In his international Best Seller The Four Agreements author don Miguel Ruiz shares this life guidance.
“Be Impeccable With Your Word.
Speak with integrity.
Say only what you mean.
Avoid using the word to speak against yourself or to gossip about others.
Use the power of your word in the direction of truth and love. “
My oh so wise friend Barbara Cohen pointed out something tonight as she was cooking a yummy and healthy dinner for me. I pride myself on being in integrity in all areas of my life and yet, I have been lying to myself every time I have said that I was going to slow down. I believed myself and then ooopppps…..like Lucy and Charlie Brown and the football, I pulled it out from under myself and fell on my tush. Even when there were moments of emptiness, I justified that ‘nature abhors a vacuum,’ so somehow something would always jump into that place to fill it up. I was working twice as long as I was sleeping….6 hours of sleep and 12 hours of work, at least 4 or 5 days a week. It’s amazing that I didn’t experience sleep deprivation psychosis.
A week ago today, I was lying in a hospital bed with tubes and wires sticking out all over the place, following a heart attack that was indeed a heart opening wakeup call. Gradually, as things began to unravel, I have, of necessity needed to reassess every aspect of my life as I have determined what works and what no longer works for me. Another friend named Annabella Wood (a.k.a Truck Driving Mama) reminded me that “A spinning tire gets no traction.” She oughta know, since she had been a career (peaceful) road warrior/long distance truck driver for three decades or so.
My credibility with myself has been lacking. Now I am being scrupulously honest with myself in ways that I had been too afraid to do before. Today, I had two opportunities to do what I love. I had been invited to run a staff training for a respite in my area at the end of July. I asked if it was possible to bump it to August or September.

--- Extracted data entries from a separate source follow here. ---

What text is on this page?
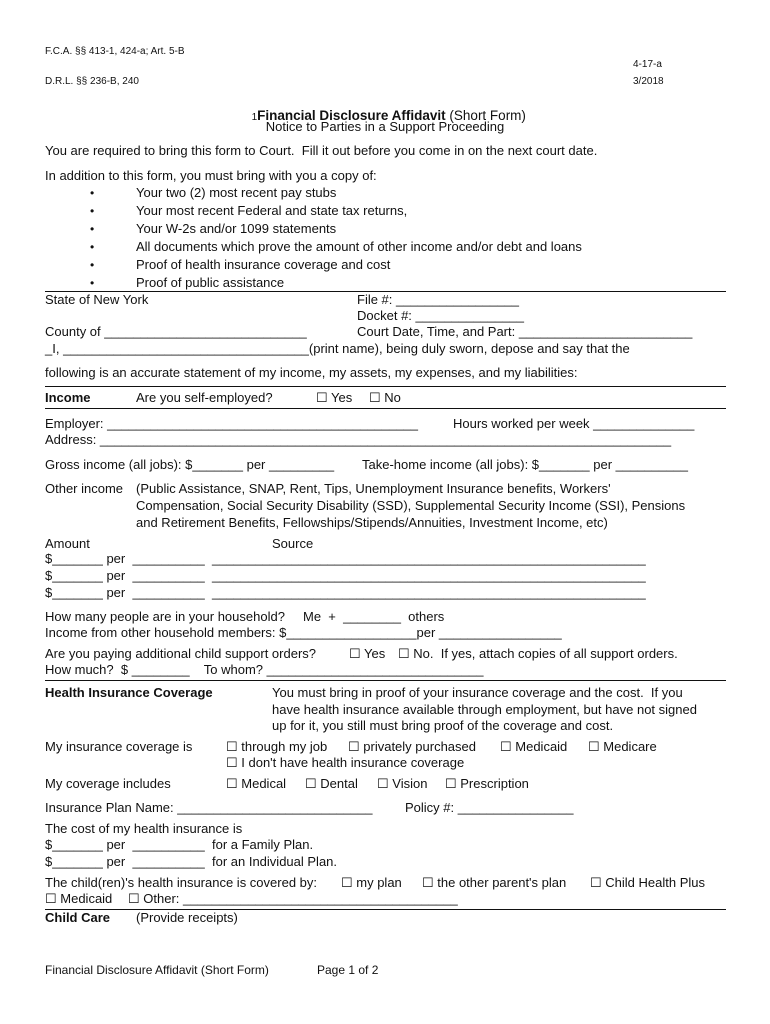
F.C.A. §§ 413-1, 424-a; Art. 5-B
4-17-a
D.R.L. §§ 236-B, 240	3/2018

1Financial Disclosure Affidavit (Short Form)

Notice to Parties in a Support Proceeding
You are required to bring this form to Court.  Fill it out before you come in on the next court date.
In addition to this form, you must bring with you a copy of:
•	Your two (2) most recent pay stubs
•	Your most recent Federal and state tax returns,
•	Your W-2s and/or 1099 statements
•	All documents which prove the amount of other income and/or debt and loans
•	Proof of health insurance coverage and cost
•	Proof of public assistance
State of New York	File #: _________________
Docket #: _______________
County of ____________________________	Court Date, Time, and Part: ________________________
_I, __________________________________(print name), being duly sworn, depose and say that the
following is an accurate statement of my income, my assets, my expenses, and my liabilities:
Income	Are you self-employed?	☐ Yes ☐ No
Employer: ___________________________________________	Hours worked per week ______________
Address: _______________________________________________________________________________
Gross income (all jobs): $_______ per _________ Take-home income (all jobs): $_______ per __________
Other income (Public Assistance, SNAP, Rent, Tips, Unemployment Insurance benefits, Workers'
Compensation, Social Security Disability (SSD), Supplemental Security Income (SSI), Pensions
and Retirement Benefits, Fellowships/Stipends/Annuities, Investment Income, etc)
Amount	Source
$_______ per  __________  ____________________________________________________________
$_______ per  __________  ____________________________________________________________
$_______ per  __________  ____________________________________________________________
How many people are in your household?     Me  +  ________  others
Income from other household members: $__________________per _________________
Are you paying additional child support orders?	☐ Yes ☐ No.  If yes, attach copies of all support orders.
How much?  $ ________    To whom? ______________________________
Health Insurance Coverage	You must bring in proof of your insurance coverage and the cost.  If you
have health insurance available through employment, but have not signed
up for it, you still must bring proof of the coverage and cost.
My insurance coverage is	☐ through my job ☐ privately purchased ☐ Medicaid ☐ Medicare
☐ I don't have health insurance coverage
My coverage includes	☐ Medical ☐ Dental ☐ Vision ☐ Prescription
Insurance Plan Name: ___________________________	Policy #: ________________
The cost of my health insurance is
$_______ per  __________  for a Family Plan.
$_______ per  __________  for an Individual Plan.
The child(ren)'s health insurance is covered by: ☐ my plan ☐ the other parent's plan ☐ Child Health Plus
☐ Medicaid ☐ Other: ______________________________________
Child Care (Provide receipts)
Financial Disclosure Affidavit (Short Form)	Page 1 of 2
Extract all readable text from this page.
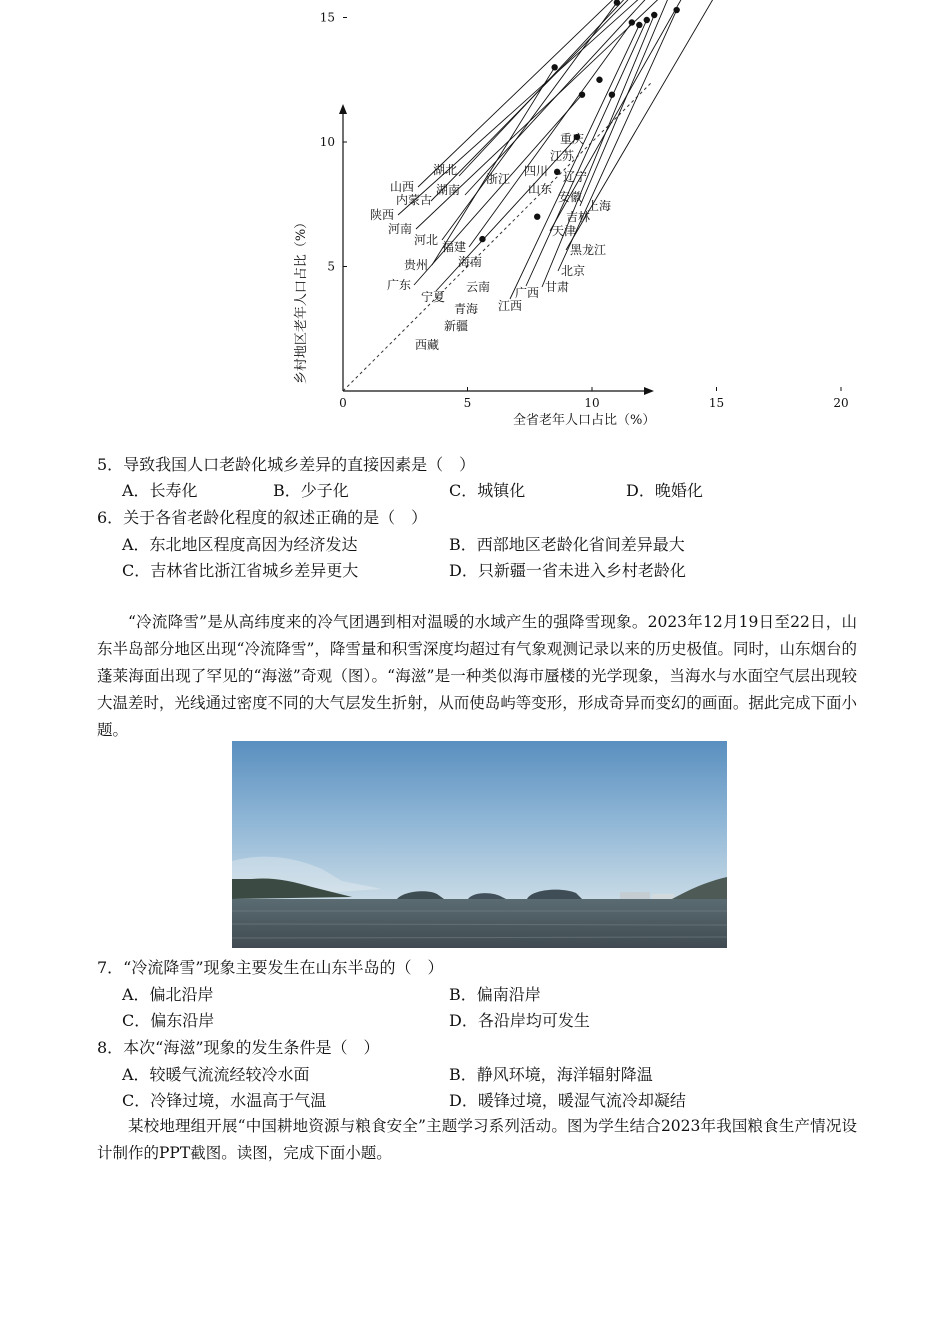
0	5	10	15	20
5
10
15
重庆
江苏
四川 辽宁
浙江
山东
湖北
安徽
上海
湖南
吉林
山西
内蒙古
陕西
河南	天津
黑龙江
河北 福建
北京
甘肃
广西
江西
贵州 海南
云南
广东
宁夏
青海
新疆
西藏
全省老年人口占比（%）
乡村地区老年人口占比（%）
5．导致我国人口老龄化城乡差异的直接因素是（　）
A．长寿化	B．少子化	C．城镇化	D．晚婚化
6．关于各省老龄化程度的叙述正确的是（　）
A．东北地区程度高因为经济发达	B．西部地区老龄化省间差异最大
C．吉林省比浙江省城乡差异更大	D．只新疆一省未进入乡村老龄化
“冷流降雪”是从高纬度来的冷气团遇到相对温暖的水域产生的强降雪现象。2023年12月19日至22日，山东半岛部分地区出现“冷流降雪”，降雪量和积雪深度均超过有气象观测记录以来的历史极值。同时，山东烟台的蓬莱海面出现了罕见的“海滋”奇观（图）。“海滋”是一种类似海市蜃楼的光学现象，当海水与水面空气层出现较大温差时，光线通过密度不同的大气层发生折射，从而使岛屿等变形，形成奇异而变幻的画面。据此完成下面小题。
7．“冷流降雪”现象主要发生在山东半岛的（　）
A．偏北沿岸	B．偏南沿岸
C．偏东沿岸	D．各沿岸均可发生
8．本次“海滋”现象的发生条件是（　）
A．较暖气流流经较冷水面	B．静风环境，海洋辐射降温
C．冷锋过境，水温高于气温	D．暖锋过境，暖湿气流冷却凝结
某校地理组开展“中国耕地资源与粮食安全”主题学习系列活动。图为学生结合2023年我国粮食生产情况设计制作的PPT截图。读图，完成下面小题。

She was more than willing to accommodate my adjusted schedule. When I speak, I am ON, baby…moving around..think Leo Buscaglia on steroids! In this moment, speaking and strolling casually is a breathtaking experience, and not in a good way. The other was a wedding next Friday at a beautiful B & B where I have officiated others…the last time was this past summer, literally as my left knee gave out on me and I did the ceremony hobbling with a borrowed cane and then drove to the ER immediately. I turned it down and gave them other options among my clergy friends. I actually felt good about saying no, when in the past, I would have been terrified of losing business. I am trusting that my needs are being taken care of in all ways. As I am learning- sometimes saying no to someone or something else is saying yes to myself.